Saturday, January 26, 2008

What if a patron doesn't like a colleague?

What if a patron doesn't like a colleague and prefers to have you help him/her, every time, even when you are not on your shift?

You have two options to answer this question:
  1. This is a hypothetical question, so you can make a guess as to what you would do. You can ask about policies in effect in the library in regards to dealing with "difficult" patrons.
  2. You can treat this question as a BDI question. As a BDI question, you must use a true, past experience and explain what happened in that situation and highlight your role. It is best that the experience had a positive outcome, but if it does not, you can finish your answer, hypothetically, stating what you would do differently in the future based on what you learned from the experience.
Don't shy away from these questions since they are asking about how you would deal with sticky situations. The interviewers want to know: do you always go running for help? and do you know when to call for help? When it comes to ethics and conflict, you have to strike a balance between the two. You also have to show that you are fair-minded.

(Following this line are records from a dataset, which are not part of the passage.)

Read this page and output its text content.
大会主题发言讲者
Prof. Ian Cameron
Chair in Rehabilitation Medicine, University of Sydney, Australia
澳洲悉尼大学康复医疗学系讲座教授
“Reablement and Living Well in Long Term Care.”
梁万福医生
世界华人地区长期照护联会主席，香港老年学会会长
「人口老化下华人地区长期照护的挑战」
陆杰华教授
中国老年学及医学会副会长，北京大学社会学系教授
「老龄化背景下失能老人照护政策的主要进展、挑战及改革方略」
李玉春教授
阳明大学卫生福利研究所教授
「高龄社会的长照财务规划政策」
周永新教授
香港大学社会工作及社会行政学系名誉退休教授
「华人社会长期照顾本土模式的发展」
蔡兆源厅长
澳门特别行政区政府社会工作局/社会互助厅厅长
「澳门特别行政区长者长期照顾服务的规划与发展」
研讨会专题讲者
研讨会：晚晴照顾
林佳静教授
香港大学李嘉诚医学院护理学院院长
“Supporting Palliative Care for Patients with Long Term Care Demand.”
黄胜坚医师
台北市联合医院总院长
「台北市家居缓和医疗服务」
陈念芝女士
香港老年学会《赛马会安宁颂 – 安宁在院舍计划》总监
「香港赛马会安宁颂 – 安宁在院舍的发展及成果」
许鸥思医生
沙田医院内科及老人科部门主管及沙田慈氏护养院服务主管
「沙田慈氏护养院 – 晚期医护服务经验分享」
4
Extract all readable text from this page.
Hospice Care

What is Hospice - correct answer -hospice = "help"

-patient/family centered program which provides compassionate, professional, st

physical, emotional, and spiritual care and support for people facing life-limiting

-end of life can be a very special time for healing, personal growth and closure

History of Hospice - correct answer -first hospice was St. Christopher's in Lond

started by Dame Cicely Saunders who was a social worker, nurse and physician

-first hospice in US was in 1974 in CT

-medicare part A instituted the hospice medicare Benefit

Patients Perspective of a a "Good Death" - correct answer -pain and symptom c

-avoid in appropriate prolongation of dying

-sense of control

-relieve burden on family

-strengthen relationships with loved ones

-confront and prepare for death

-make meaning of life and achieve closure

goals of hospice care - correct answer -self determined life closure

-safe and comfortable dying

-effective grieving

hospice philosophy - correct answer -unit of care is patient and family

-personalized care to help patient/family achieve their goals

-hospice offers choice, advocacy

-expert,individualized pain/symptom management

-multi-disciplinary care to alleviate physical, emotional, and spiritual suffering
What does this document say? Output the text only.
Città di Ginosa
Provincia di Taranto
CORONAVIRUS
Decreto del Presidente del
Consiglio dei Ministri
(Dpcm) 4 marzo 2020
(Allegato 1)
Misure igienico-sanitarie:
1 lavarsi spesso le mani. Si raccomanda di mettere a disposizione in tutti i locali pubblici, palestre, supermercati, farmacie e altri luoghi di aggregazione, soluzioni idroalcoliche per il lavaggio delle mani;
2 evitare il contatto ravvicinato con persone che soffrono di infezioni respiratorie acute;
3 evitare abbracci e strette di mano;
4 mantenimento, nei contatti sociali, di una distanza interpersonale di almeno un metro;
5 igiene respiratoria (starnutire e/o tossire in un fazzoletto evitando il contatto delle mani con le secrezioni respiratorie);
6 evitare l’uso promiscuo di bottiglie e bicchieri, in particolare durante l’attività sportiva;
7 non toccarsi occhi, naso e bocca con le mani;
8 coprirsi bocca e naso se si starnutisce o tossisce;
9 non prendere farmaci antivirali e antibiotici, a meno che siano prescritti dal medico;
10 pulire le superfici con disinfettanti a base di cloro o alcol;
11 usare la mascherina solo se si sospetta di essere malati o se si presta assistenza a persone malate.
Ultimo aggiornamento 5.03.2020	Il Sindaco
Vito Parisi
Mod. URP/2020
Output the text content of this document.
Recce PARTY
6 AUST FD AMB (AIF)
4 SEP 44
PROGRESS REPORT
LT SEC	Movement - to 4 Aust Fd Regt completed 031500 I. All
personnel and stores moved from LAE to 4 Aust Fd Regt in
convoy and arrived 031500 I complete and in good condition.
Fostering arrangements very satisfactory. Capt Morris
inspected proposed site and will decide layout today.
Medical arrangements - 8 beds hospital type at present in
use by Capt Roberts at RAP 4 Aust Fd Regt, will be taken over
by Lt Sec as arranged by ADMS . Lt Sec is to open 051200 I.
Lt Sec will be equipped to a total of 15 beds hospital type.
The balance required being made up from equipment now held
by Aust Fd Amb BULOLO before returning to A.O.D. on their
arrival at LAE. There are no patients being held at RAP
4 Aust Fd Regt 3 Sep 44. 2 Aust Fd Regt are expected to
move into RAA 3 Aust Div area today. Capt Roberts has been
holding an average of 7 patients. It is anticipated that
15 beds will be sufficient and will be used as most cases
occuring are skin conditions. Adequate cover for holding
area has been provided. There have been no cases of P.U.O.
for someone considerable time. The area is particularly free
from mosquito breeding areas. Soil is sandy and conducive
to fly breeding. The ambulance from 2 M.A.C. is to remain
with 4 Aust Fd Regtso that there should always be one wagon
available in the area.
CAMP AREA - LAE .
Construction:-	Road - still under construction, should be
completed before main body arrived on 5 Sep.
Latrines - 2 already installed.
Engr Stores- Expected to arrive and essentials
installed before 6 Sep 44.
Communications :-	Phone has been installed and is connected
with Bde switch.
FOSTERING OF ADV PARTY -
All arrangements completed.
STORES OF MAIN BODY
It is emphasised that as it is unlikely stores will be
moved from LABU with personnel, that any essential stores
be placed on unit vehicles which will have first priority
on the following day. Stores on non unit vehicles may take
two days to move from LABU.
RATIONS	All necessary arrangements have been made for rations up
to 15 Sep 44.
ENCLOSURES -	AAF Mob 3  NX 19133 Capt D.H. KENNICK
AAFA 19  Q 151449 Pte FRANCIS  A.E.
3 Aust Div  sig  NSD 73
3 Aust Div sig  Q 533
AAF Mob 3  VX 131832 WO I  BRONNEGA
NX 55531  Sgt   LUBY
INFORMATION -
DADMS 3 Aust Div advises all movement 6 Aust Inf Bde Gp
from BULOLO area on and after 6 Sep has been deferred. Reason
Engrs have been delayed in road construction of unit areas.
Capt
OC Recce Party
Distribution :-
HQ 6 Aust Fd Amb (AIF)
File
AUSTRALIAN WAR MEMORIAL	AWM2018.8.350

Some interview questions are multi-layered and they may have more than one step to solve. An interviewer could take this question into several different directions:
  • Collegiality and conflict: what if you don't like your colleague and find them to be abrasive and abrupt, but you know that you have to address the issue? This becomes a behavior descriptive question if the interviewer asks, have you experienced this situation in the past?
  • What if your colleague is a person of color or a person who wears a prominent religious symbol and the patron always waits until you--who appears to be of the same ethic group/religious affiliation as the patron--are free? You can also change this if the interviewee is a person of color and say that this patron always waits until you are free, ignoring your colleagues that do not appear to be of the same ethnic group of the patron. This becomes an ethical question: do you say something to your colleagues, to the patron or to your supervisor?
However, I don't think that interviewers should ask this question invoking race or religion if they have not created a policy for their own library staff when dealing with these issues. I have a peeve about these questions, especially in regards to personal conflicts: why do organizations persist in asking these questions when they have no clear internal policy? Some supervisors think they are going to get a silver bullet answer when they haven't bothered to form one themselves.